Joice Bacelo
Uma corretora de câmbio que havia sido autuada pela Receita Federal como responsável solidária por uma dívida
tributária superior a R$ 40 milhões de um de seus clientes conseguiu se livrar da cobrança já na primeira instância
administrativa. A decisão é uma das primeiras que envolve investigados na Lava-Jato e volumosas remessas de
dinheiro ao exterior.
Por esse motivo já é considerada importante por especialistas na área. Mas há ainda um outro ponto:
diferentemente do Conselho Administrativo de Recursos Fiscais (Carf) - a segunda instância, em que metade dos
conselheiros representa a Fazenda e a outra metade os contribuintes -, na primeira os julgadores são todos
representantes unicamente do Fisco.
"Essa decisão pode sinalizar que há um novo entendimento dentro da própria instituição", diz um advogado.

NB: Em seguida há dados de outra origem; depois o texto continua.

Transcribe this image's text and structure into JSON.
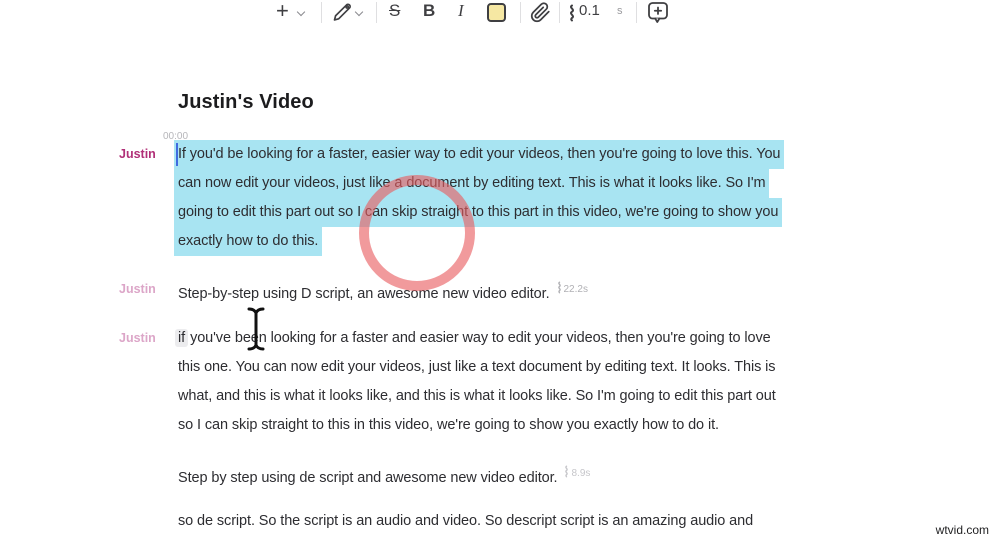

"Porque é a própria Receita Federal limitando a atuação dos agentes fiscais nessa questão de atribuir
responsabilidade tributária a terceiros", acrescenta.
O Fisco tem adotado a prática de incluir bancos e corretoras nos autos de infração que envolvem os seus clientes. E
essa situação tem sido frequentemente registrada nos casos relacionados à Lava-Jato.
Os investigados na operação são autuados - e as instituições incluídas como responsáveis solidárias - por tributos
que teriam deixado de ser recolhidos nas transações financeiras (Imposto de Renda e CSLL), além de juros e multa
qualificada de 150% sobre os valores considerados devidos.
Até o começo do ano, segundo dados da própria Receita Federal, foram chamadas a prestar contas 17 instituições
que, de alguma forma, atuaram nessas transações. Um dos motivos apontados pelo Fisco é que teriam facilitado ou
promovido o envio irregular de dinheiro ao exterior.
A corretora que teve recurso analisado agora pela primeira instância administrativa respondia por dívidas
tributárias de um de seus clientes que realizou mais de 200 remessas de dinheiro para fora do país ao longo dos
anos de 2013 e 2014. Consta no processo que esses valores serviram ao pagamento de importações fictícias e teriam
como finalidade única a evasão de divisas.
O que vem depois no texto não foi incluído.